The beef plant in question – a Cargill facility in Plainview – is featured in the April 13 premiere episode of a nine-part Showtime documentary series on climate change. Hayhoe of Texas Tech appears in the Cargill segment.
In a university press release about the series, a statement from Hayhoe chimed with the key conclusions of the new IPCC report about climate change’s current impacts:
I hope this program will show us how climate change isn’t just some far-off issue that only matters to our children’s children, the polar bears in the Arctic or to islanders in the South Seas. Climate change is already affecting our lives today right here in the places where we live. It’s changing the birds, bugs and plants we see in our backyards. It’s affecting where we grow our food and how much water we have, altering the shape of our coastlines and increasing the risks of many types of extreme weather.
The IPCC on limiting climate change
An IPCC report covering ways to limit climate change – the third of three major reports the organization is releasing in 2013 and this year – was scheduled to be released on April 13.
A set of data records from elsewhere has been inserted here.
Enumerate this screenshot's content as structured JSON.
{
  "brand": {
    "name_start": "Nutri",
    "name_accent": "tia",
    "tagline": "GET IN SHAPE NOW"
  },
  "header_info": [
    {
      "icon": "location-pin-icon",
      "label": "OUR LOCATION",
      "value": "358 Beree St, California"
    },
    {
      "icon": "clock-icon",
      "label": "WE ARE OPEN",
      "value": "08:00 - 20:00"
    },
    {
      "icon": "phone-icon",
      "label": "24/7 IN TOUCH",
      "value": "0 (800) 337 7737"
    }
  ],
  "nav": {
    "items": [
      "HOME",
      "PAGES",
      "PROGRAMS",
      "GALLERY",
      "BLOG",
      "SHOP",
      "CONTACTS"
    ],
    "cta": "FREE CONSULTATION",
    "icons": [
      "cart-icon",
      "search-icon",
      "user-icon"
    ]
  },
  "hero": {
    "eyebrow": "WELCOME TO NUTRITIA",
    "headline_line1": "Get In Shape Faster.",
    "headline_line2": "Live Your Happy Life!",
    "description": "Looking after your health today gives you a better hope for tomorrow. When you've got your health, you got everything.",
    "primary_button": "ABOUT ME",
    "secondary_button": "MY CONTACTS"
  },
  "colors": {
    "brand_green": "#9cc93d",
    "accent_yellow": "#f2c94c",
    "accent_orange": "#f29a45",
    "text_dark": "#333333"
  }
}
According to a leaked draft, Reuters reported Friday that the report would say “a radical shift from fossil fuels to low-carbon energy would slow world economic growth by only a tiny fraction every year.”
Many governments had complained that an earlier draft was not clear in its estimate of the costs of low-carbon energy, which include solar or wind, nuclear and fossil fuels whose greenhouse gas emissions are captured and buried underground.
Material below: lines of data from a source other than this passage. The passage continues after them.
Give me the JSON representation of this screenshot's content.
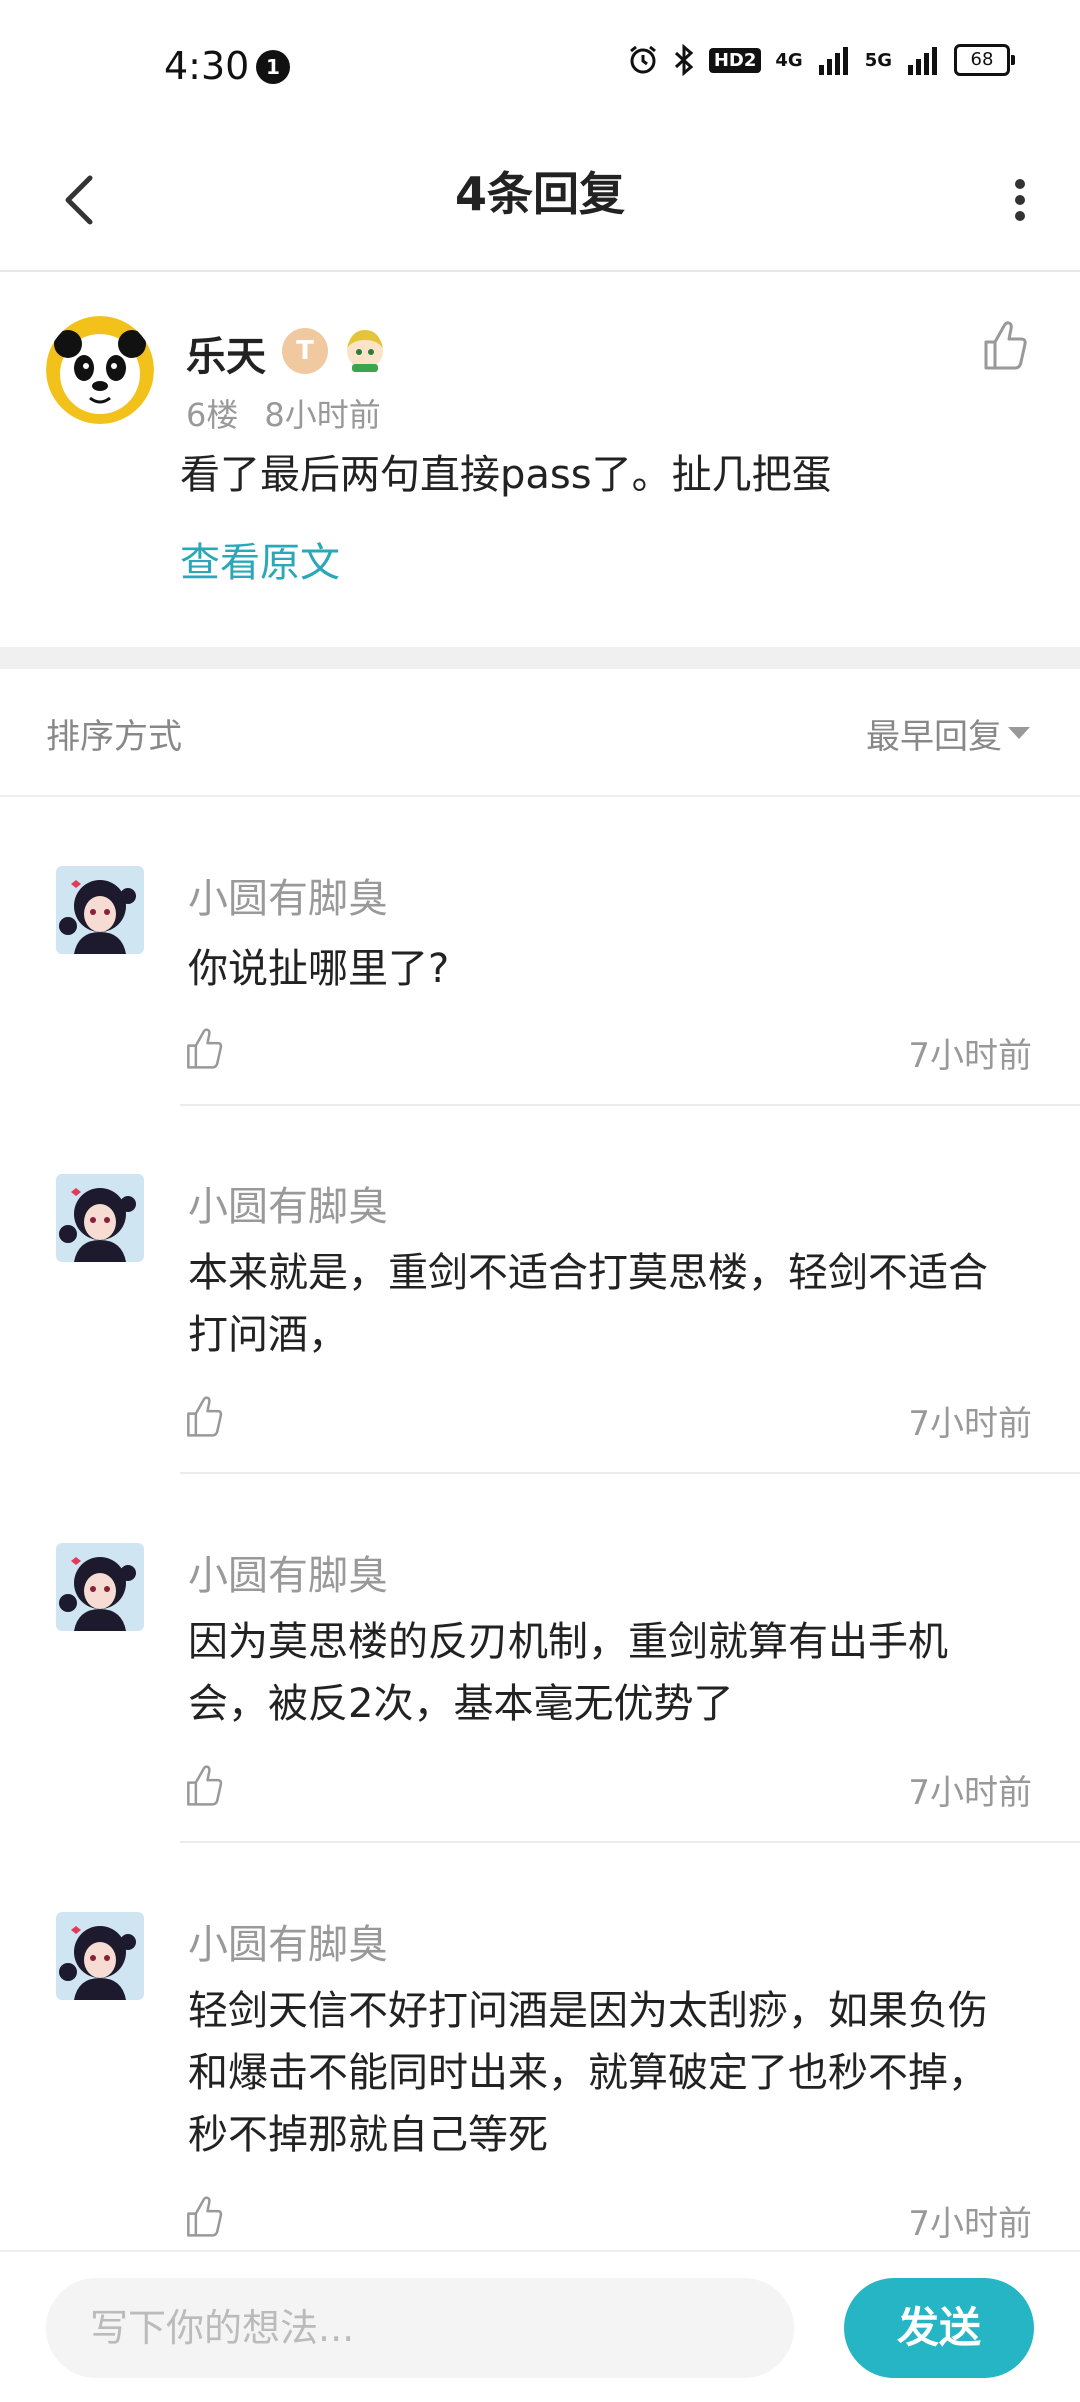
{
  "status_bar": {
    "time": "4:30",
    "notification_count": "1",
    "hd_label": "HD2",
    "network_1": "4G",
    "network_2": "5G",
    "battery": "68"
  },
  "header": {
    "title": "4条回复"
  },
  "original_post": {
    "author": "乐天",
    "badge_letter": "T",
    "floor": "6楼",
    "time": "8小时前",
    "text": "看了最后两句直接pass了。扯几把蛋",
    "view_original_label": "查看原文"
  },
  "sort": {
    "label": "排序方式",
    "value": "最早回复"
  },
  "replies": [
    {
      "author": "小圆有脚臭",
      "lines": [
        "你说扯哪里了?"
      ],
      "time": "7小时前"
    },
    {
      "author": "小圆有脚臭",
      "lines": [
        "本来就是，重剑不适合打莫思楼，轻剑不适合",
        "打问酒，"
      ],
      "time": "7小时前"
    },
    {
      "author": "小圆有脚臭",
      "lines": [
        "因为莫思楼的反刃机制，重剑就算有出手机",
        "会，被反2次，基本毫无优势了"
      ],
      "time": "7小时前"
    },
    {
      "author": "小圆有脚臭",
      "lines": [
        "轻剑天信不好打问酒是因为太刮痧，如果负伤",
        "和爆击不能同时出来，就算破定了也秒不掉，",
        "秒不掉那就自己等死"
      ],
      "time": "7小时前"
    }
  ],
  "composer": {
    "placeholder": "写下你的想法...",
    "send_label": "发送"
  },
  "colors": {
    "accent": "#26b5c4",
    "link": "#2aa7b8"
  }
}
The new draft … indicates that world economic losses would be small compared to projected costs of heat waves, floods, storms and rising sea levels.
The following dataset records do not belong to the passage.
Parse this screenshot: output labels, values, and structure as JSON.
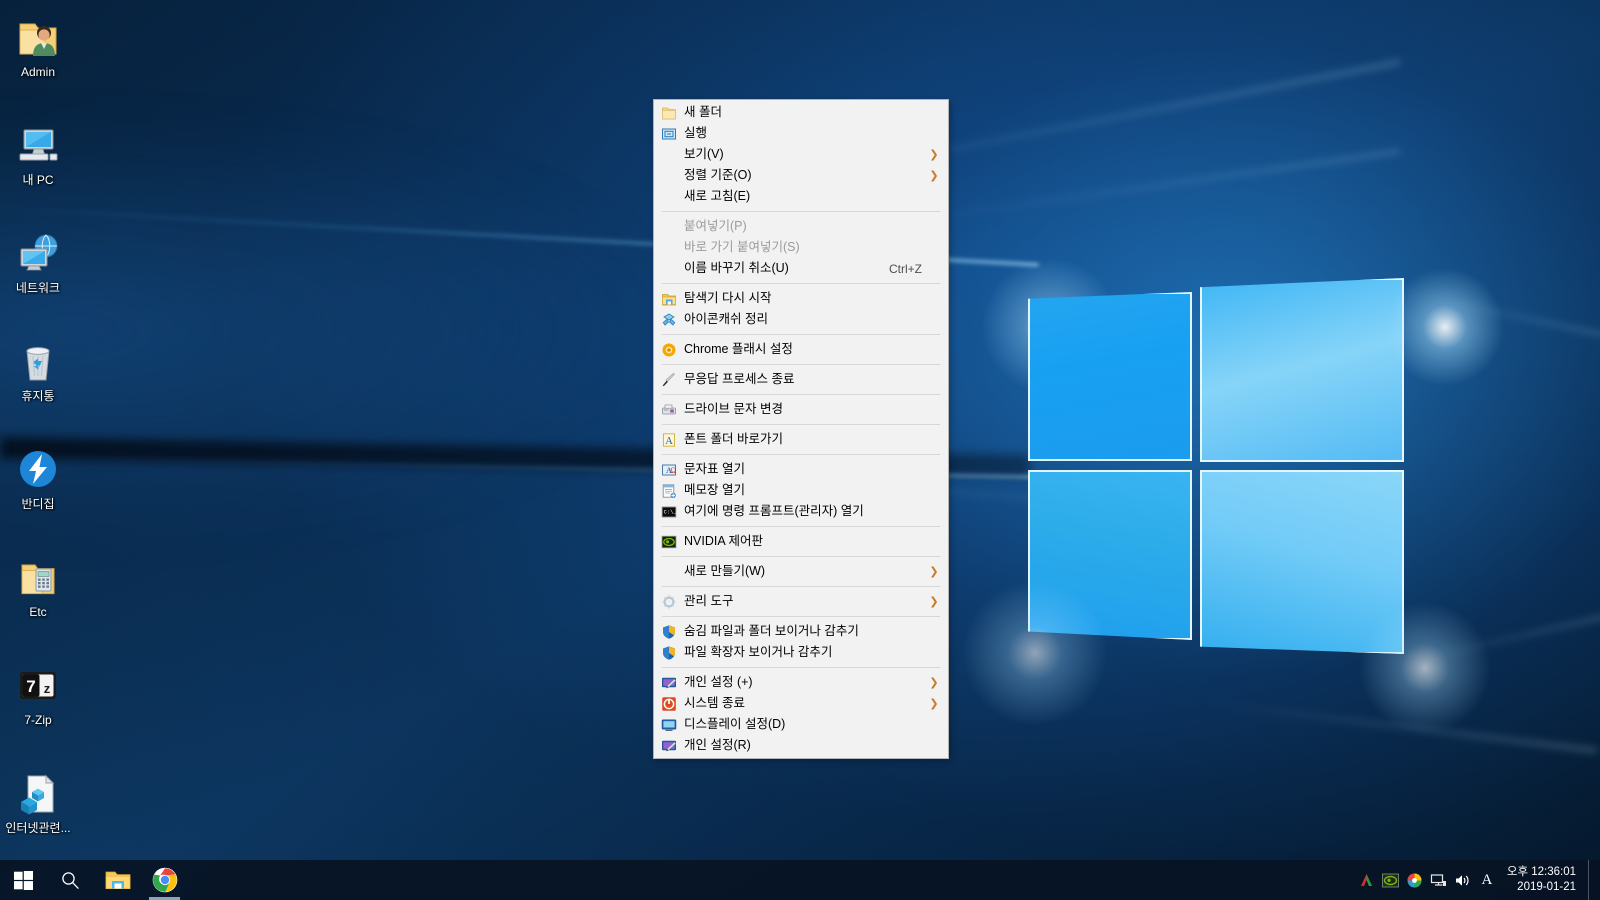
{
  "desktop": {
    "icons": [
      {
        "label": "Admin",
        "icon": "user-folder-icon"
      },
      {
        "label": "내 PC",
        "icon": "this-pc-icon"
      },
      {
        "label": "네트워크",
        "icon": "network-icon"
      },
      {
        "label": "휴지통",
        "icon": "recycle-bin-icon"
      },
      {
        "label": "반디집",
        "icon": "bandizip-icon"
      },
      {
        "label": "Etc",
        "icon": "folder-icon"
      },
      {
        "label": "7-Zip",
        "icon": "sevenzip-icon"
      },
      {
        "label": "인터넷관련...",
        "icon": "document-icon"
      }
    ]
  },
  "context_menu": {
    "items": [
      {
        "label": "새 폴더",
        "icon": "new-folder-icon",
        "type": "item",
        "arrow": false,
        "accel": ""
      },
      {
        "label": "실행",
        "icon": "run-icon",
        "type": "item",
        "arrow": false,
        "accel": ""
      },
      {
        "label": "보기(V)",
        "icon": "none",
        "type": "item",
        "arrow": true,
        "accel": ""
      },
      {
        "label": "정렬 기준(O)",
        "icon": "none",
        "type": "item",
        "arrow": true,
        "accel": ""
      },
      {
        "label": "새로 고침(E)",
        "icon": "none",
        "type": "item",
        "arrow": false,
        "accel": ""
      },
      {
        "type": "separator"
      },
      {
        "label": "붙여넣기(P)",
        "icon": "none",
        "type": "item",
        "arrow": false,
        "accel": "",
        "disabled": true
      },
      {
        "label": "바로 가기 붙여넣기(S)",
        "icon": "none",
        "type": "item",
        "arrow": false,
        "accel": "",
        "disabled": true
      },
      {
        "label": "이름 바꾸기 취소(U)",
        "icon": "none",
        "type": "item",
        "arrow": false,
        "accel": "Ctrl+Z"
      },
      {
        "type": "separator"
      },
      {
        "label": "탐색기 다시 시작",
        "icon": "explorer-icon",
        "type": "item",
        "arrow": false,
        "accel": ""
      },
      {
        "label": "아이콘캐쉬 정리",
        "icon": "iconcache-icon",
        "type": "item",
        "arrow": false,
        "accel": ""
      },
      {
        "type": "separator"
      },
      {
        "label": "Chrome 플래시 설정",
        "icon": "chrome-flash-icon",
        "type": "item",
        "arrow": false,
        "accel": ""
      },
      {
        "type": "separator"
      },
      {
        "label": "무응답 프로세스 종료",
        "icon": "knife-icon",
        "type": "item",
        "arrow": false,
        "accel": ""
      },
      {
        "type": "separator"
      },
      {
        "label": "드라이브 문자 변경",
        "icon": "drive-letter-icon",
        "type": "item",
        "arrow": false,
        "accel": ""
      },
      {
        "type": "separator"
      },
      {
        "label": "폰트 폴더 바로가기",
        "icon": "font-folder-icon",
        "type": "item",
        "arrow": false,
        "accel": ""
      },
      {
        "type": "separator"
      },
      {
        "label": "문자표 열기",
        "icon": "charmap-icon",
        "type": "item",
        "arrow": false,
        "accel": ""
      },
      {
        "label": "메모장 열기",
        "icon": "notepad-icon",
        "type": "item",
        "arrow": false,
        "accel": ""
      },
      {
        "label": "여기에 명령 프롬프트(관리자) 열기",
        "icon": "cmd-icon",
        "type": "item",
        "arrow": false,
        "accel": ""
      },
      {
        "type": "separator"
      },
      {
        "label": "NVIDIA 제어판",
        "icon": "nvidia-icon",
        "type": "item",
        "arrow": false,
        "accel": ""
      },
      {
        "type": "separator"
      },
      {
        "label": "새로 만들기(W)",
        "icon": "none",
        "type": "item",
        "arrow": true,
        "accel": ""
      },
      {
        "type": "separator"
      },
      {
        "label": "관리 도구",
        "icon": "admin-tools-icon",
        "type": "item",
        "arrow": true,
        "accel": ""
      },
      {
        "type": "separator"
      },
      {
        "label": "숨김 파일과 폴더 보이거나 감추기",
        "icon": "shield-icon",
        "type": "item",
        "arrow": false,
        "accel": ""
      },
      {
        "label": "파일 확장자 보이거나 감추기",
        "icon": "shield-icon",
        "type": "item",
        "arrow": false,
        "accel": ""
      },
      {
        "type": "separator"
      },
      {
        "label": "개인 설정 (+)",
        "icon": "personalize-icon",
        "type": "item",
        "arrow": true,
        "accel": ""
      },
      {
        "label": "시스템 종료",
        "icon": "shutdown-icon",
        "type": "item",
        "arrow": true,
        "accel": ""
      },
      {
        "label": "디스플레이 설정(D)",
        "icon": "display-icon",
        "type": "item",
        "arrow": false,
        "accel": ""
      },
      {
        "label": "개인 설정(R)",
        "icon": "personalize-icon",
        "type": "item",
        "arrow": false,
        "accel": ""
      }
    ]
  },
  "taskbar": {
    "start_label": "start-button",
    "search_label": "search-button",
    "apps": [
      {
        "name": "file-explorer",
        "running": false
      },
      {
        "name": "google-chrome",
        "running": true
      }
    ],
    "tray_icons": [
      "ahnlab-icon",
      "nvidia-icon",
      "realtek-audio-icon",
      "network-icon",
      "volume-icon",
      "ime-indicator"
    ],
    "ime_char": "A",
    "clock": {
      "time": "오후 12:36:01",
      "date": "2019-01-21"
    }
  },
  "colors": {
    "menu_bg": "#f2f2f2",
    "menu_border": "#b4b4b4",
    "separator": "#d7d7d7",
    "disabled_text": "#9b9b9b",
    "arrow": "#c77a28",
    "taskbar_bg": "#071324",
    "accent": "#0078d7"
  }
}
The Guardian reported that the report would say “clean energy will have to at least treble in output and dominate world energy supplies by 2050 in order to avoid catastrophic climate change.”
The report produced by hundreds of experts and backed by almost 200 world governments, will detail the dramatic transformation required of the entire globe’s power system, including ending centuries of coal, oil and gas supremacy.
Currently fossil fuels provide more than 80 percent of all energy but the urgent need to cut planet-warming carbon emissions means this must fall to as little as a third of present levels in coming decades, according to a leaked draft ….
The first of the IPCC’s major 2013-14 reports, detailing the past several years’ findings on the science of human-caused global warming and climate change, concluded that it is “unequivocal” the climate is warming and that it is “extremely likely” (meaning more than 95 percent certain) that humans have been the main reason for this trend since the mid-20th century.